To address the challenge of characterizing curved, three-dimensional vehicle-integrated photovoltaics (VIPV), scientists at the Polytechnic University of Madrid developed the design principles and setup requirements for a solar simulator.

“We are considering commercial production in the future,” the corresponding author, Guido Vallerotto, told pv magazine. “For the moment, we are still improving several aspects of the simulator. The version we used for the characterization in the paper is not ready for commercialization, even if practically it is fully operational and functioning.”

In a test of a module with a radius of curvature of 1 meter, the research team found that their solar simulator’s measurements of the short-circuit current of the cells followed the ideal cosine response of the curvature with differences lower than 0.5%.

It also ascertained that a non-collimated light source, typically used in conventional solar simulators for flat modules, had a non-uniformity boost of between 2% and 20%, depending on the module. The intrinsic lack of uniformity under normal irradiance caused by the curved shape is boosted when it is illuminated with a non-collimated light source, said the researchers.

The researchers tested their solar simulator solution on one flat panel and three curved modules, with radii of curvature of 3m, 2m and 1m, respectively. The modules were equipped with 32 metal wrap-through (MWT) cells with eight strings of 4 cells. Each string was measured independently and compared to the expected cosine response.

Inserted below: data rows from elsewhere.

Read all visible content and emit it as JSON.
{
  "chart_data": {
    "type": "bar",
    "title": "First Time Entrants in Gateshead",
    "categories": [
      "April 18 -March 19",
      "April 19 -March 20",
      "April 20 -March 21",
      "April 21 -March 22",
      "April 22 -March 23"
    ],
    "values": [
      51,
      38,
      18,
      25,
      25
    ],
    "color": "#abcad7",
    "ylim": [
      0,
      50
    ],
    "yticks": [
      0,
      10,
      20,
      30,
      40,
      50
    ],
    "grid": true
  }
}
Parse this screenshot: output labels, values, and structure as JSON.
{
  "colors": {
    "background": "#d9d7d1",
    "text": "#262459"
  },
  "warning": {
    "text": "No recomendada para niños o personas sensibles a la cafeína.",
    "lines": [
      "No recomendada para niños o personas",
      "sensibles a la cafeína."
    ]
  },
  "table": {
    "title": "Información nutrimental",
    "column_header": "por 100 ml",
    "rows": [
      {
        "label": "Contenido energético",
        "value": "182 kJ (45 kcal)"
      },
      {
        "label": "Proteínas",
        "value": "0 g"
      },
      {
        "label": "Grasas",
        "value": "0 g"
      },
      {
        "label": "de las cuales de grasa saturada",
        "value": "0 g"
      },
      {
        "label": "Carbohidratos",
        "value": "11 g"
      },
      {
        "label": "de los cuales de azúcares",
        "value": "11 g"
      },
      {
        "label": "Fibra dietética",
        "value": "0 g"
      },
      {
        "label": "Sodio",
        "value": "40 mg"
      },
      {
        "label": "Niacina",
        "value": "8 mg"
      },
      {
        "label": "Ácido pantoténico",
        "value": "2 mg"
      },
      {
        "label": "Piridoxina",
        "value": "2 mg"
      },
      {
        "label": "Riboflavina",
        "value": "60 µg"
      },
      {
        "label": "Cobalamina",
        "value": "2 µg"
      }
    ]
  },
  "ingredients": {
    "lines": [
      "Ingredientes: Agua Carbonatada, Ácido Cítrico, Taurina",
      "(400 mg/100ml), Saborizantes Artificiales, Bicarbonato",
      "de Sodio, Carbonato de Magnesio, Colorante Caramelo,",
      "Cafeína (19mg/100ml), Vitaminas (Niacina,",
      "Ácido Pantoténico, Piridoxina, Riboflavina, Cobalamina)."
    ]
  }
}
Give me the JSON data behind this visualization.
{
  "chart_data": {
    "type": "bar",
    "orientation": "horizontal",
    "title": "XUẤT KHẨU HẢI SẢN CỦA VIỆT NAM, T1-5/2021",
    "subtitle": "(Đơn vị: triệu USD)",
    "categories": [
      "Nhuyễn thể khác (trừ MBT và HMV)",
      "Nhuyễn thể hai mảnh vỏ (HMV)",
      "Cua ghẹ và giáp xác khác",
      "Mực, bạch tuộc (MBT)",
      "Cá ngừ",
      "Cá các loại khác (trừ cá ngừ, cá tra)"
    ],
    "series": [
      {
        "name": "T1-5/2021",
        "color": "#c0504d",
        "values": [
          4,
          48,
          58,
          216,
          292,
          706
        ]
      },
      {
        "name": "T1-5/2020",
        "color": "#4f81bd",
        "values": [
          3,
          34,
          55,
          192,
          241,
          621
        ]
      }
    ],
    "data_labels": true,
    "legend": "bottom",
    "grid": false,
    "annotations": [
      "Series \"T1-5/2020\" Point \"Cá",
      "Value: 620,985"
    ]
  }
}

The team defined the location of the light source, the type of light source, and the length of the pulses. They chose a Helios 3198 solar simulator, originally developed to characterize concentrator photovoltaics (CPV), and adapted it to their proposed design. The light pulse power supply and electronics were modified to accommodate the slower time response of conventional silicon cells.

The setup included a black tunnel for stray light rejection, including the baffles and light trap box, and chambers. The design of the tunnel is critical to achieving an irradiance non-uniformity better than 1%, said the researchers. Light-trapping chambers closer to the lamp and baffles distributed along the tunnel are needed to effectively suppress the stray light and ensure that only the light reflected by the collimating mirror reaches the measurement plane.

The simulator is based on a multi-flash approach with the Xenon flash lamp triggered while the module is biased at a different voltage at each flash pulse, recording different pairs of current-voltage points during the pulse decay. The illumination system consists of a round collimator with a diameter of 2 m and a focal distance of 6 m, and a small toroid flash lamp of 65 mm in diameter to derive a collimated beam with a divergence of 0.3 degrees, resembling the direct normal irradiance (DNI) at outdoor conditions.

The design of the solar simulator, setup, and test results are presented in the paper “Collimated solar simulator for curved PV module characterization,” published in Solar Energy Materials and Solar Cells.